Automotive standard open to interpretation
By Christoph Hammerschmidt, Embedded.com
Jun 4 2007 (9:00 AM)
Stuttgart, Germany -- The pursuit of different options within the Autosar automotive-software platform is leading to software incompatibilities that could undermine the standard's high-level goals, according to experts. That would be ironic, because Autosar was set up by automotive OEMs and their tier-one suppliers to control the complexity and diversity in their vehicles' software.
The main idea behind the Autosar standard, presently available in version 2.1, is to uncouple software-implemented functions from the vehicle's microcontrollers and electronic control unit (ECU) hardware through an intermediate and strictly defined layer. The Autosar Consortium is aiming not only to standardize critical system functions but also to create a platform that allows the integration of software from different vendors, increasing the efficiency of the overall industry.

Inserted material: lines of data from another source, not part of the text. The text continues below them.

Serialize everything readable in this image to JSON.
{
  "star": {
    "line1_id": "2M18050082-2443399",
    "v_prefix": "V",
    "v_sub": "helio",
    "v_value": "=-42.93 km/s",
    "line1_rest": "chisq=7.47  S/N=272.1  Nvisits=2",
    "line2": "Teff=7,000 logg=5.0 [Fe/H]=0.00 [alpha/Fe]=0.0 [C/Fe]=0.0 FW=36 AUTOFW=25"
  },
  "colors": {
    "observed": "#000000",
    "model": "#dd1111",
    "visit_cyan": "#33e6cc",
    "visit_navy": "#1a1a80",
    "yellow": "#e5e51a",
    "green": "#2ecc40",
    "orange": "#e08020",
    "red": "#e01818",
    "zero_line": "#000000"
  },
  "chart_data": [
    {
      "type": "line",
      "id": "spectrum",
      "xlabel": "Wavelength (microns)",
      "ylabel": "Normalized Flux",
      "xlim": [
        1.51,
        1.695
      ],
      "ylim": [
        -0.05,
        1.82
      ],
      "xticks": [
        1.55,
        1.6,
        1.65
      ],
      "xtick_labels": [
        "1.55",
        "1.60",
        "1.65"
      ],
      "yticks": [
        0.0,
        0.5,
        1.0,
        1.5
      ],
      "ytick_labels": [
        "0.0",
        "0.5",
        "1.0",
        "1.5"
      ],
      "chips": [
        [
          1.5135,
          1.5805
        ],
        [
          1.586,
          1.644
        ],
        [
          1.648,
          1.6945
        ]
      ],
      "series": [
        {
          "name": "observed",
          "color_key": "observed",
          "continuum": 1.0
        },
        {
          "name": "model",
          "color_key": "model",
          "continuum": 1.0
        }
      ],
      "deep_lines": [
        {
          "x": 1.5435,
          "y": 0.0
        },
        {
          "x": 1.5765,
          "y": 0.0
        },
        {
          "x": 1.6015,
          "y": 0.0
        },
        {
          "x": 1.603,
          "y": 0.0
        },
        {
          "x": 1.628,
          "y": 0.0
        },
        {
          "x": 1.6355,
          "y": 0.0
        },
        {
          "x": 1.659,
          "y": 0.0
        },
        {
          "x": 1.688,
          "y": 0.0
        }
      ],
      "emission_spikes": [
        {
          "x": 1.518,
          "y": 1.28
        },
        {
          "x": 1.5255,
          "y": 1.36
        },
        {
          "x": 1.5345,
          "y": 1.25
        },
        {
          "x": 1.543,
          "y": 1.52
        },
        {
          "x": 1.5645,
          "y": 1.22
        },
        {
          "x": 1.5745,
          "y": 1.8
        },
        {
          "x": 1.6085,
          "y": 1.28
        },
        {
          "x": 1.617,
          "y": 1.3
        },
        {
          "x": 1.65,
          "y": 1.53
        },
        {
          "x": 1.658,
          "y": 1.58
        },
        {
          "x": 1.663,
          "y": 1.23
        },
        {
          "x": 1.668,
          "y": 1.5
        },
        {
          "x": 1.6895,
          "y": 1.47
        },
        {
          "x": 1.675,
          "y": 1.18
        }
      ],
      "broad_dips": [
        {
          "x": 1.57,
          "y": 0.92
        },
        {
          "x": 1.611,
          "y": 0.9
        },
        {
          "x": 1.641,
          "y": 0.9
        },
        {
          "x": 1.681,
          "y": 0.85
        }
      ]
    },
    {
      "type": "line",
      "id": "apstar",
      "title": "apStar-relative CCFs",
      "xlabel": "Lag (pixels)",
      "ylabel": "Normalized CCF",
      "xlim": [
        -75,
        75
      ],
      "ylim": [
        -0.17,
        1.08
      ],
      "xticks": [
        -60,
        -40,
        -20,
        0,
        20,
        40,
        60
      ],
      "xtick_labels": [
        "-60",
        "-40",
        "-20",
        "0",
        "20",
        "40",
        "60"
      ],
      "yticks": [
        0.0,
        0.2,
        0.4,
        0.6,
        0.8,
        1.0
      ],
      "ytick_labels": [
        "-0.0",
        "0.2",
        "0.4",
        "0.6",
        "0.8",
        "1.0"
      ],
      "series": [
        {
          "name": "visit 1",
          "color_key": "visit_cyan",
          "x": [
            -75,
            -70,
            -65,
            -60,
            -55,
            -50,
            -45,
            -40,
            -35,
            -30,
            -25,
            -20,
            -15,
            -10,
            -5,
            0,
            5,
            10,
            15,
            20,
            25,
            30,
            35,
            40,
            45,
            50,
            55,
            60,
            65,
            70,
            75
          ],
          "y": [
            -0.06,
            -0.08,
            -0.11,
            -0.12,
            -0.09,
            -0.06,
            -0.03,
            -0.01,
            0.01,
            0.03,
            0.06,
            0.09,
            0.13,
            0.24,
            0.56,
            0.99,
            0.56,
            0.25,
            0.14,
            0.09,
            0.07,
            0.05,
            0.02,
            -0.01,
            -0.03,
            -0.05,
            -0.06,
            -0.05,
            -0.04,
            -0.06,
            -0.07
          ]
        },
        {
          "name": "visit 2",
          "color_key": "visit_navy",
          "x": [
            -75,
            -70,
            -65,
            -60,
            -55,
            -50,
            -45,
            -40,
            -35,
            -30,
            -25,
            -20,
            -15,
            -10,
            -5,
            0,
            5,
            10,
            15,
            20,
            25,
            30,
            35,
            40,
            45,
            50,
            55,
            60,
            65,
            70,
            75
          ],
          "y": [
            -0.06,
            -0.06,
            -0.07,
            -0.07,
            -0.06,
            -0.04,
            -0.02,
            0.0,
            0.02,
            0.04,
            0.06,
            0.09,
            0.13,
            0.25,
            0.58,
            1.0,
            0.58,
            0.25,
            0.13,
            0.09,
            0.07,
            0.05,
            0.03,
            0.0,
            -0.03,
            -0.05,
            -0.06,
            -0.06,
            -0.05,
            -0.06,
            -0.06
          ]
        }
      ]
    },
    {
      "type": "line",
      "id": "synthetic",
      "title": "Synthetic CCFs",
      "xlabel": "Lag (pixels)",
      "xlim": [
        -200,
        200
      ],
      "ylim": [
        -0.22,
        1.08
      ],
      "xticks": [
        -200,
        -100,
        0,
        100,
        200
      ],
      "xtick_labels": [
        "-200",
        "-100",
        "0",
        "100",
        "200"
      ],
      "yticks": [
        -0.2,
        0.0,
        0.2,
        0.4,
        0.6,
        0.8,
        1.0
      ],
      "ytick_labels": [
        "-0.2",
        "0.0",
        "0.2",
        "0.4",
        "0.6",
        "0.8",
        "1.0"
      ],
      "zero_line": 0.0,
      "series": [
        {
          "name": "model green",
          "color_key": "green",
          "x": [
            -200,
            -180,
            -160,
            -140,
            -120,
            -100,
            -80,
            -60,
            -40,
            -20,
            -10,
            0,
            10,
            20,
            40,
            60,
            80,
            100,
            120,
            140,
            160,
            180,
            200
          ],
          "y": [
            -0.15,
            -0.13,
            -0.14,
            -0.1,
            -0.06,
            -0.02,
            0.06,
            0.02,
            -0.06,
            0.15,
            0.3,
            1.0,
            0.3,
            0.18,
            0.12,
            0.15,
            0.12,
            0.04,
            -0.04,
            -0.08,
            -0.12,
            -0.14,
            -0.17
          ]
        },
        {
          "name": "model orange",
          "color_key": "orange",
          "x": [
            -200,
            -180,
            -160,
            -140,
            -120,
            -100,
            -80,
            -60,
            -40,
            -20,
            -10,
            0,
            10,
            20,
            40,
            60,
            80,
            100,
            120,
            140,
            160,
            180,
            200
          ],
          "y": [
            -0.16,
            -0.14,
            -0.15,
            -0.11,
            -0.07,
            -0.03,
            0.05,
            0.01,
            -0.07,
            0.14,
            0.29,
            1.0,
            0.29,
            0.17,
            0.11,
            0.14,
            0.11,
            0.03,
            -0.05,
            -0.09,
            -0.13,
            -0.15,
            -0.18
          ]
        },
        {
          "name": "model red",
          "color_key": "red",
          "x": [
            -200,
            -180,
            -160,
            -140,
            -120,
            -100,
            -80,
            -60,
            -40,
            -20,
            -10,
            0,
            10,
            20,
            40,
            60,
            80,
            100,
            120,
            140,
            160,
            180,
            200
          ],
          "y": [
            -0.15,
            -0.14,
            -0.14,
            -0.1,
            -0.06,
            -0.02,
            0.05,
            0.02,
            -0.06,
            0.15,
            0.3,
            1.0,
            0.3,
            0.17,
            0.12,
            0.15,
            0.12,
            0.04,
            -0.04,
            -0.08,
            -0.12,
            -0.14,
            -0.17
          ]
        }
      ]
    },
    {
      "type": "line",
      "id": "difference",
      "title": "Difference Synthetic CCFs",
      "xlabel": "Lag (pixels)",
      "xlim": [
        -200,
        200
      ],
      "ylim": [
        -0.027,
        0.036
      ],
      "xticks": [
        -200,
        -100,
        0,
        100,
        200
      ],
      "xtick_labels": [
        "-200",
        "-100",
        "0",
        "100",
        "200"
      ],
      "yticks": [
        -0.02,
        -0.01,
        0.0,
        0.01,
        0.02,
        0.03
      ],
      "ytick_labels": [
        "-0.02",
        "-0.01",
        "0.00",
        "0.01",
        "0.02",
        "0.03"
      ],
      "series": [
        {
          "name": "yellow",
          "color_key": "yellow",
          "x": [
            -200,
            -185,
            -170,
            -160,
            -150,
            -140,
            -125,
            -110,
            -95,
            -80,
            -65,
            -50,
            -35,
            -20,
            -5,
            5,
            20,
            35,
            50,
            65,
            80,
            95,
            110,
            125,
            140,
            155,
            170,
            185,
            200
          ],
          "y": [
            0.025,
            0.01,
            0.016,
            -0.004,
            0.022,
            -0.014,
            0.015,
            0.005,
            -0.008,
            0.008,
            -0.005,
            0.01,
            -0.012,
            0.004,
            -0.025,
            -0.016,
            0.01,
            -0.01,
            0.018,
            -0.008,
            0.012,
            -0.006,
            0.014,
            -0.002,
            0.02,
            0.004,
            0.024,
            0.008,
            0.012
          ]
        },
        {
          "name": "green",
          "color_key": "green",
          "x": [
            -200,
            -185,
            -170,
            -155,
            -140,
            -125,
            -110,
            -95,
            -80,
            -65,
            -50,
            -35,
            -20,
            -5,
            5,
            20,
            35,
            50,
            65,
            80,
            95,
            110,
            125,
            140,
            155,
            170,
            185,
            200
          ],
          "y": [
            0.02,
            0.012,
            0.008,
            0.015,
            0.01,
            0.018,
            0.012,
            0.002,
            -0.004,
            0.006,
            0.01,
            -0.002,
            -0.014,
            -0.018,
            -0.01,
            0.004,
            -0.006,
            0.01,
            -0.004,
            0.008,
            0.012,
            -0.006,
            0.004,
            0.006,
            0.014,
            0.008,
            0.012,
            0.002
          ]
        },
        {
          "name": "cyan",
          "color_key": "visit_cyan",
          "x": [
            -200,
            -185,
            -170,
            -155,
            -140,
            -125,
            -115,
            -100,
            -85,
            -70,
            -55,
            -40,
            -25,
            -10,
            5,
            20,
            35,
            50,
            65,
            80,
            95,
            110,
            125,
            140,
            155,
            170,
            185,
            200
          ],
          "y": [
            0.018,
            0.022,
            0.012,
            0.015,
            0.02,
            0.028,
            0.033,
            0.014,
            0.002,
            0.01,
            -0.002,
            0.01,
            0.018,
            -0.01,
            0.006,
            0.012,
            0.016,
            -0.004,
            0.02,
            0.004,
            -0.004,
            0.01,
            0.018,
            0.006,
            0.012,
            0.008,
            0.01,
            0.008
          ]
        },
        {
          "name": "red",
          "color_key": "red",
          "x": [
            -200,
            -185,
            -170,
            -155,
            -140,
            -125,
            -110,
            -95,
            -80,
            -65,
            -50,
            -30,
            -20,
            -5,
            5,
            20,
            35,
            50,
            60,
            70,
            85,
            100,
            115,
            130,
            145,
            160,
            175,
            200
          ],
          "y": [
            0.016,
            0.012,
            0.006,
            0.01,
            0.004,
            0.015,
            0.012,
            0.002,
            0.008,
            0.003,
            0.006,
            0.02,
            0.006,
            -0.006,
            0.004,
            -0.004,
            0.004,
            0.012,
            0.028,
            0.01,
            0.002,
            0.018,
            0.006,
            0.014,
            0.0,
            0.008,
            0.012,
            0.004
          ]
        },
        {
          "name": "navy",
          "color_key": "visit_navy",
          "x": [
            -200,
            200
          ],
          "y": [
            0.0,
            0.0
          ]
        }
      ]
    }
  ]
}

But at the dawn of the implementation phase, the first obstacles are appearing in the developers' windshields. One major question is which version of the standard should be implemented. During the standard creation process, many participants--OEMs as well as tier-one supplier companies--lobbied to get functions included that not all consortium members were interested in. For example, the standard provides three possibilities as to when in the design process developers must commit to a specific communications strategy. The strategy that defines communications topologies and the protocols to be used by an ECU can be determined either at precompile time--with the effect that the ECU running the respective software will be communicating in a fixed way--or at link time, allowing some flexibility.